Esa es la hebra que sigue esta reflexión: la existencia de un repertorio –finito– de mensajes, conceptos, ideas fuerzas y formas expresivas que guían las campañas de las segundas vueltas. Innovaciones, las justas. La de Lagos 1999, por ejemplo, pretendió sacar brillo a su experiencia como ministro, particularmente, como jefe de la cartera de Obras Públicas, punta de lanza del concepto “progreso”. Así, en la propaganda se observan imágenes de la geografía nacional, donde aparecen sobreimpresos bocetos a mano alzada de puentes, viaductos y carreteras, mientras la firme voz en off del candidato narra un texto lleno de épica.
Dos elecciones más tarde (Michelle Bachelet II), aparece una versión acuarelada del recurso, donde la gran obra pública da paso a la significativa obra a escala de barrio (canchas, bibliotecas, viviendas) algo que resultó pertinente con el sello de su administración. Pasamos del estadista lejano a la Mandataria cercana y empática. Todo con el mismo espíritu cosista de la gráfica animada.

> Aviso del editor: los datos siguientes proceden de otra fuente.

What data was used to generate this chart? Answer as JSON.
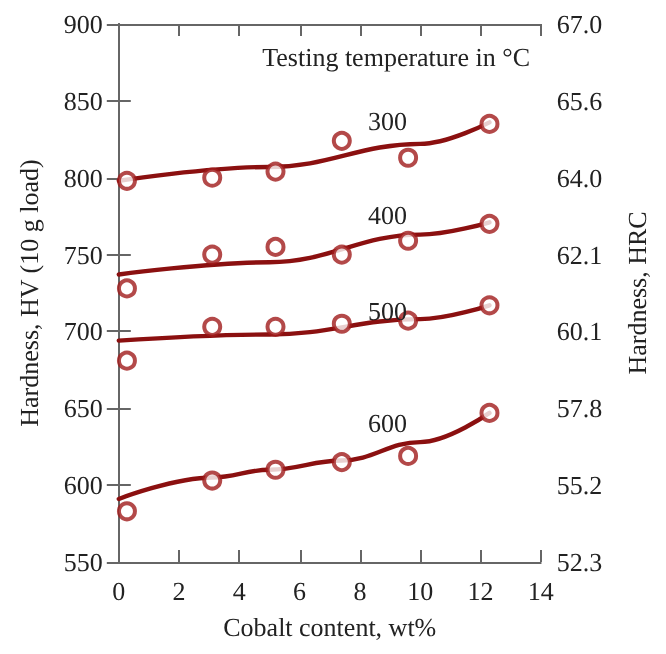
{
  "chart_data": {
    "type": "scatter",
    "xlabel": "Cobalt content, wt%",
    "ylabel": "Hardness, HV (10 g load)",
    "y2label": "Hardness, HRC",
    "xlim": [
      0,
      14
    ],
    "xticks": [
      0,
      2,
      4,
      6,
      8,
      10,
      12,
      14
    ],
    "ylim": [
      550,
      900
    ],
    "yticks": [
      550,
      600,
      650,
      700,
      750,
      800,
      850,
      900
    ],
    "y2_categories": [
      "67.0",
      "65.6",
      "64.0",
      "62.1",
      "60.1",
      "57.8",
      "55.2",
      "52.3"
    ],
    "grid": false,
    "series": [
      {
        "marker": "circle",
        "color": "#a01c1c",
        "x": [
          0.27,
          3.1,
          5.2,
          7.4,
          9.6,
          12.3
        ],
        "values": [
          798,
          800,
          804,
          824,
          813,
          835
        ]
      },
      {
        "marker": "circle",
        "color": "#a01c1c",
        "x": [
          0.27,
          3.1,
          5.2,
          7.4,
          9.6,
          12.3
        ],
        "values": [
          728,
          750,
          755,
          750,
          759,
          770
        ]
      },
      {
        "marker": "circle",
        "color": "#a01c1c",
        "x": [
          0.27,
          3.1,
          5.2,
          7.4,
          9.6,
          12.3
        ],
        "values": [
          681,
          703,
          703,
          705,
          707,
          717
        ]
      },
      {
        "marker": "circle",
        "color": "#a01c1c",
        "x": [
          0.27,
          3.1,
          5.2,
          7.4,
          9.6,
          12.3
        ],
        "values": [
          583,
          603,
          610,
          615,
          619,
          647
        ]
      },
      {
        "type": "line",
        "marker": "none",
        "color": "#8b1010",
        "x": [
          0,
          5,
          10,
          12.3
        ],
        "values": [
          798,
          807,
          822,
          836
        ]
      },
      {
        "type": "line",
        "marker": "none",
        "color": "#8b1010",
        "x": [
          0,
          5,
          10,
          12.3
        ],
        "values": [
          737,
          745,
          763,
          771
        ]
      },
      {
        "type": "line",
        "marker": "none",
        "color": "#8b1010",
        "x": [
          0,
          5,
          10,
          12.3
        ],
        "values": [
          694,
          698,
          708,
          717
        ]
      },
      {
        "type": "line",
        "marker": "none",
        "color": "#8b1010",
        "x": [
          0,
          3.1,
          5,
          7.4,
          10,
          12.3
        ],
        "values": [
          591,
          605,
          610,
          616,
          628,
          647
        ]
      }
    ],
    "annotations": [
      "Testing temperature in °C",
      "300",
      "400",
      "500",
      "600"
    ]
  }
}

Pero si se trata de redundar, el agro es un tema donde se puede rascar votos a golpe de subvenciones. La interpelación al sector agrícola es un comodín de segunda vuelta que opera desde Lavín en 2000, cuando señalaba que había nacido en el campo y sus padres “viven en el campo”, poderosas razones para comprobar el arraigo y la pertenencia de acuerdo con el candidato de la Alianza por Chile. Por su parte, Ricardo Lagos prometía “futuro”, para un campo donde “están nuestras raíces”, y ser azote de la competencia “desleal” que viene de afuera. Curiosa consigna, después de tanto tratado de libre comercio.
Sin duda, la palma de la reiteración es el combate a la delincuencia. La recurrencia asusta porque significa que en 30 años los avances son inexistentes, a pesar de las promesas lanzadas a los cuatro vientos. Desde la racionalidad de Lagos, que sería implacable con los “apatotados”, a la vehemencia de un Piñera gritando desencajado que a los delincuentes se les acabarían el recreo y la fiesta, sentencia publicitaria falaz que terminó por jugarle en contra en su segundo mandato.
La evidencia de las segundas vueltas ofrece un panorama propagandístico basado más en lo que entendemos por una caja de herramientas que se mueve en el clásico eje izquierda – derecha, que en riesgos innovadores o propuestas creativas. El repertorio de temas que se utiliza es acotado y va pisando huevos por todo el espectro de los públicos posibles. Siempre intentando no incomodar. Está por verse qué pasará en el balotaje del 19 de diciembre. Aún hay campaña que crear y por la que creer, más allá de la zanja Kast o del árbol del ciudadano Boric.